A number of studies have also confirmed that polysaccharides with moderate molecular weight have more conducive activity [54, 55]. For example, Im et al. [54] studied the immunomodulatory and antitumor functions of aloe polysaccharides with different molecular weights. The results showed that the inhibitory rate of aloe polysaccharide G2E1DS2 (Mw = 5–400 kDa) with moderate molecular weight on the growth of S180 cells in mice was 91.53%. The inhibition rates of G2E1DS3 (>400 kDa) with the highest molecular weight and G2E1DS1 (<5 kDa) with the lowest molecular weight were only 14.87% and 15.89%, respectively. Fan et al. [55] isolated three polysaccharides (DDP1, DDP2, and DDP3) with molecular weights of 51.5, 26.1, and 6.95 kDa, respectively, from Dendrobium denneanum by hot water extraction. At the concentration of 2 mg/mL, the scavenging ability of the three polysaccharides to •OH, DPPH, and ABTS radicals was in the following order: DDP2 > DDP1 > DDP3. Moreover, the antioxidant capacity of DDP2 with moderate molecular weight (26.1 kDa) was the strongest.

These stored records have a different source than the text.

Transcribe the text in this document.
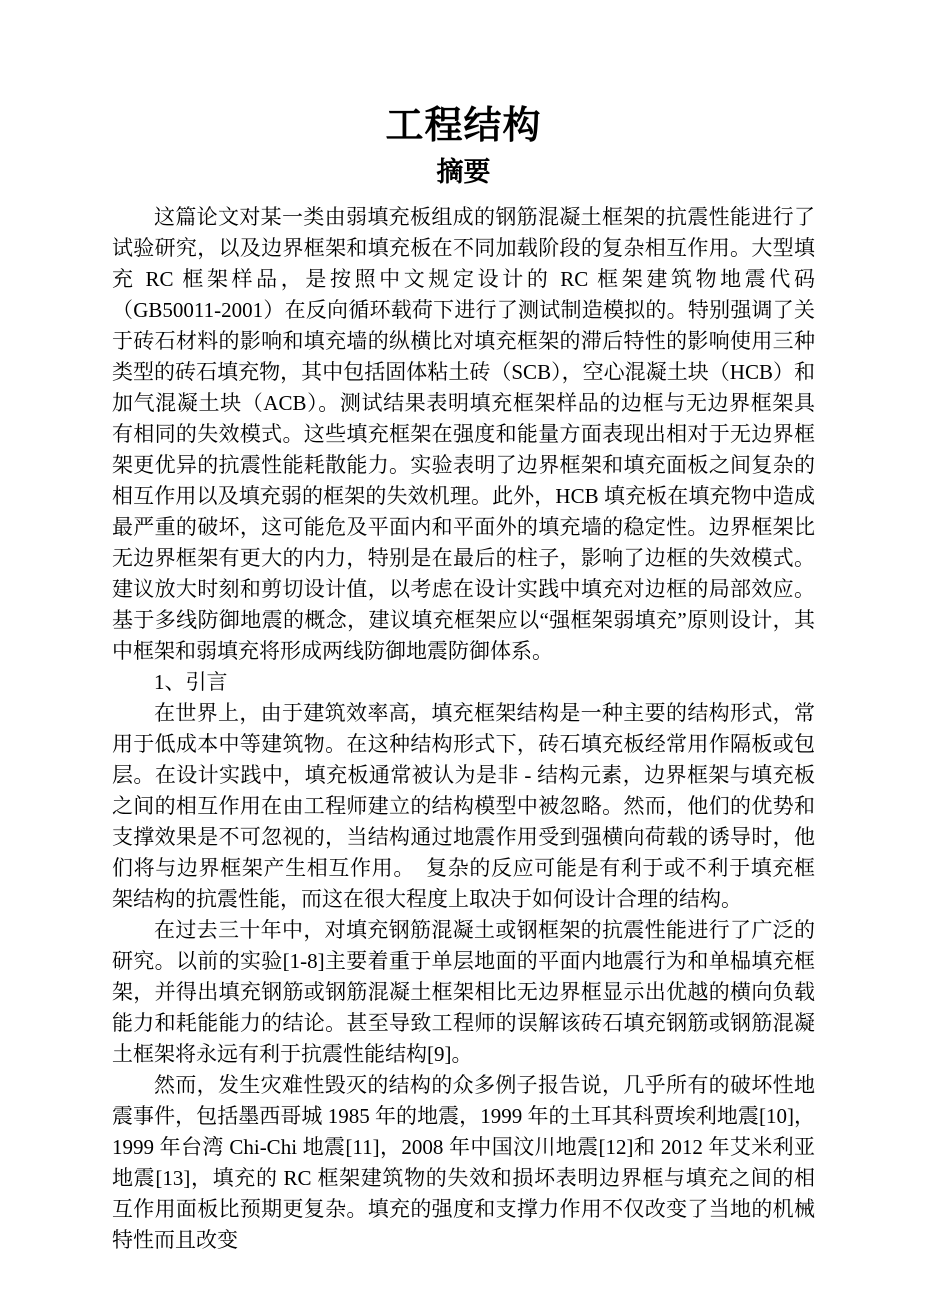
工程结构
摘要

这篇论文对某一类由弱填充板组成的钢筋混凝土框架的抗震性能进行了试验研究，以及边界框架和填充板在不同加载阶段的复杂相互作用。大型填充 RC 框架样品，是按照中文规定设计的 RC 框架建筑物地震代码（GB50011-2001）在反向循环载荷下进行了测试制造模拟的。特别强调了关于砖石材料的影响和填充墙的纵横比对填充框架的滞后特性的影响使用三种类型的砖石填充物，其中包括固体粘土砖（SCB），空心混凝土块（HCB）和加气混凝土块（ACB）。测试结果表明填充框架样品的边框与无边界框架具有相同的失效模式。这些填充框架在强度和能量方面表现出相对于无边界框架更优异的抗震性能耗散能力。实验表明了边界框架和填充面板之间复杂的相互作用以及填充弱的框架的失效机理。此外，HCB 填充板在填充物中造成最严重的破坏，这可能危及平面内和平面外的填充墙的稳定性。边界框架比无边界框架有更大的内力，特别是在最后的柱子，影响了边框的失效模式。建议放大时刻和剪切设计值，以考虑在设计实践中填充对边框的局部效应。基于多线防御地震的概念，建议填充框架应以“强框架弱填充”原则设计，其中框架和弱填充将形成两线防御地震防御体系。

1、引言

在世界上，由于建筑效率高，填充框架结构是一种主要的结构形式，常用于低成本中等建筑物。在这种结构形式下，砖石填充板经常用作隔板或包层。在设计实践中，填充板通常被认为是非 - 结构元素，边界框架与填充板之间的相互作用在由工程师建立的结构模型中被忽略。然而，他们的优势和支撑效果是不可忽视的，当结构通过地震作用受到强横向荷载的诱导时，他们将与边界框架产生相互作用。　复杂的反应可能是有利于或不利于填充框架结构的抗震性能，而这在很大程度上取决于如何设计合理的结构。

在过去三十年中，对填充钢筋混凝土或钢框架的抗震性能进行了广泛的研究。以前的实验[1-8]主要着重于单层地面的平面内地震行为和单榀填充框架，并得出填充钢筋或钢筋混凝土框架相比无边界框显示出优越的横向负载能力和耗能能力的结论。甚至导致工程师的误解该砖石填充钢筋或钢筋混凝土框架将永远有利于抗震性能结构[9]。

然而，发生灾难性毁灭的结构的众多例子报告说，几乎所有的破坏性地震事件，包括墨西哥城 1985 年的地震，1999 年的土耳其科贾埃利地震[10]，1999 年台湾 Chi-Chi 地震[11]，2008 年中国汶川地震[12]和 2012 年艾米利亚地震[13]，填充的 RC 框架建筑物的失效和损坏表明边界框与填充之间的相互作用面板比预期更复杂。填充的强度和支撑力作用不仅改变了当地的机械特性而且改变
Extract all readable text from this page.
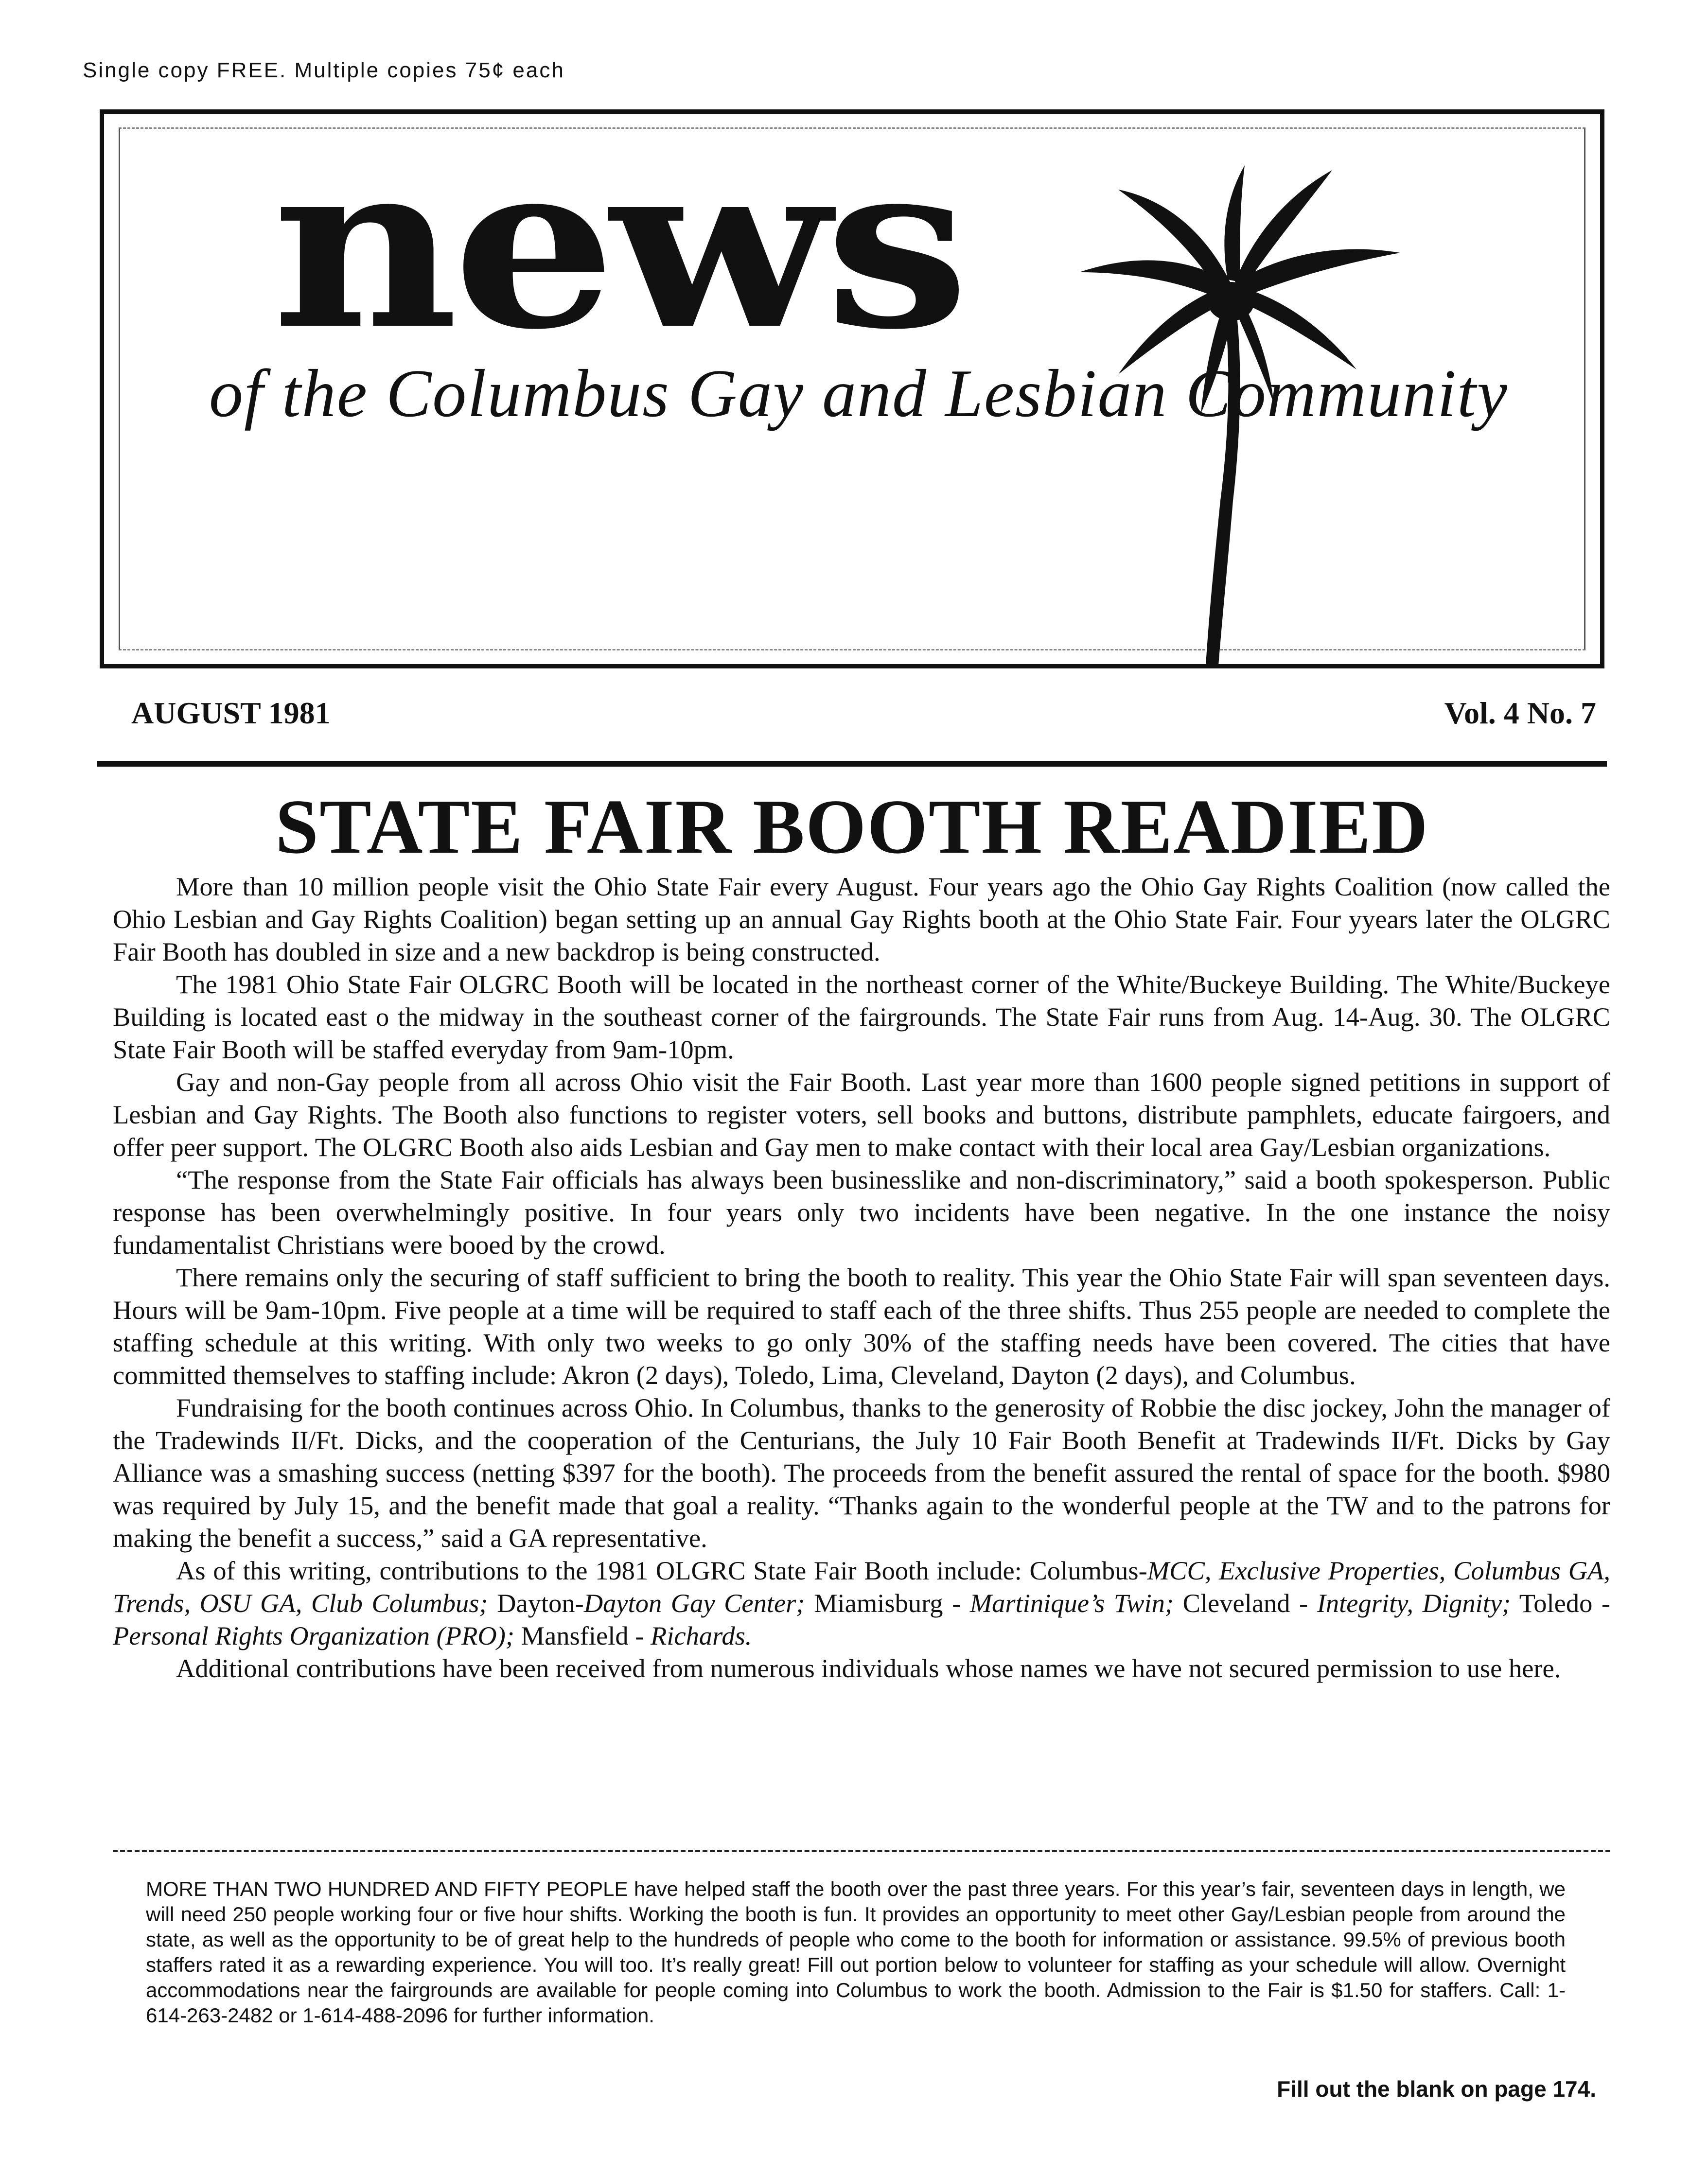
Single copy FREE. Multiple copies 75¢ each
news
of the Columbus Gay and Lesbian Community
AUGUST 1981	Vol. 4 No. 7
STATE FAIR BOOTH READIED

More than 10 million people visit the Ohio State Fair every August. Four years ago the Ohio Gay Rights Coalition (now called the Ohio Lesbian and Gay Rights Coalition) began setting up an annual Gay Rights booth at the Ohio State Fair. Four yyears later the OLGRC Fair Booth has doubled in size and a new backdrop is being constructed.

The 1981 Ohio State Fair OLGRC Booth will be located in the northeast corner of the White/Buckeye Building. The White/Buckeye Building is located east o the midway in the southeast corner of the fairgrounds. The State Fair runs from Aug. 14-Aug. 30. The OLGRC State Fair Booth will be staffed everyday from 9am-10pm.

Gay and non-Gay people from all across Ohio visit the Fair Booth. Last year more than 1600 people signed petitions in support of Lesbian and Gay Rights. The Booth also functions to register voters, sell books and buttons, distribute pamphlets, educate fairgoers, and offer peer support. The OLGRC Booth also aids Lesbian and Gay men to make contact with their local area Gay/Lesbian organizations.

“The response from the State Fair officials has always been businesslike and non-discriminatory,” said a booth spokesperson. Public response has been overwhelmingly positive. In four years only two incidents have been negative. In the one instance the noisy fundamentalist Christians were booed by the crowd.

There remains only the securing of staff sufficient to bring the booth to reality. This year the Ohio State Fair will span seventeen days. Hours will be 9am-10pm. Five people at a time will be required to staff each of the three shifts. Thus 255 people are needed to complete the staffing schedule at this writing. With only two weeks to go only 30% of the staffing needs have been covered. The cities that have committed themselves to staffing include: Akron (2 days), Toledo, Lima, Cleveland, Dayton (2 days), and Columbus.

Fundraising for the booth continues across Ohio. In Columbus, thanks to the generosity of Robbie the disc jockey, John the manager of the Tradewinds II/Ft. Dicks, and the cooperation of the Centurians, the July 10 Fair Booth Benefit at Tradewinds II/Ft. Dicks by Gay Alliance was a smashing success (netting $397 for the booth). The proceeds from the benefit assured the rental of space for the booth. $980 was required by July 15, and the benefit made that goal a reality. “Thanks again to the wonderful people at the TW and to the patrons for making the benefit a success,” said a GA representative.

As of this writing, contributions to the 1981 OLGRC State Fair Booth include: Columbus-MCC, Exclusive Properties, Columbus GA, Trends, OSU GA, Club Columbus; Dayton-Dayton Gay Center; Miamisburg - Martinique’s Twin; Cleveland - Integrity, Dignity; Toledo - Personal Rights Organization (PRO); Mansfield - Richards.

Additional contributions have been received from numerous individuals whose names we have not secured permission to use here.

MORE THAN TWO HUNDRED AND FIFTY PEOPLE have helped staff the booth over the past three years. For this year’s fair, seventeen days in length, we will need 250 people working four or five hour shifts. Working the booth is fun. It provides an opportunity to meet other Gay/Lesbian people from around the state, as well as the opportunity to be of great help to the hundreds of people who come to the booth for information or assistance. 99.5% of previous booth staffers rated it as a rewarding experience. You will too. It’s really great! Fill out portion below to volunteer for staffing as your schedule will allow. Overnight accommodations near the fairgrounds are available for people coming into Columbus to work the booth. Admission to the Fair is $1.50 for staffers. Call: 1-614-263-2482 or 1-614-488-2096 for further information.

Fill out the blank on page 174.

Chen et al. [5] obtained three kinds of APS, namely, APS1-1, APS2-2, and APS3-3, by DEAE resin column chromatography, with molecular weights of 112, 98.3, and 20.4 kDa, respectively, and with the uronic acids content of 0.0%, 5.9%, 11.6%, respectively. Their corresponding total antioxidant capacities were 1152.8, 1566.3, and 1580.4 μmol/L, respectively, at the concentration of 2 mg/mL. These findings showed that polysaccharides with a high uronic acid content and a low molecular weight have great antioxidant ability. There are two variables (molecular weight and uronic acid content) in this study, and it is difficult to determine which factor is the most important in affecting antioxidant activity. In our study, we obtained four different molecular weight APS by H2O2 degradation method and the differences of their carboxyl content were small (ranging from 16.2% to 17.2%). Therefore, the influence of the carboxyl group content on the antioxidant ability can be avoided. At the same time, the molecular weight of APS used in our study ranged from 2.60 to 1.03 kDa, which is much less than what Chen et al. [5] reported. We also found that only APS with moderate molecular weight showed the greatest antioxidant capacity.

5. Conclusions

Three degraded APS with molecular weights of 8.38, 4.72, and 2.60 kDa were obtained by degradation of primitive APS (APS0, Mw 11.03 kDa) with different concentrations of H2O2. The results of 1H NMR, 13C NMR, FT-IR, and GC-MS showed no significant difference in the main chain structure of the four polysaccharides. All four polysaccharides had (1 → 4)–D–glucose as the main chain and (1 → 6)–D–glucose linkage as the branch chain. The monosaccharide component of APS before and after degradation was slightly changed. APS with four molecular weights had the ability to scavenge hydroxyl and ABTS radicals and good reducing ability. The antioxidant capacity of APS was in the following order: APS2 > APS1 > APS0 > APS3, that is, the antioxidant effect of APS2 with moderate molecular weight was the best. Moreover, the polysaccharides showed good ability to enhance SOD activity, inhibit MDA release, and recover cell morphology. APS, especially APS2, can be used as potential antioxidative drugs for renal protection.

Data Availability

The data used to support the findings of this study are included within the article.

Conflicts of Interest

The authors declare no competing financial interest.

Acknowledgments

This research work was granted by the National Natural Science Foundation of China (nos. 21701050 and 81670644) and the China Postdoctoral Science Foundation (no. 2017M612837).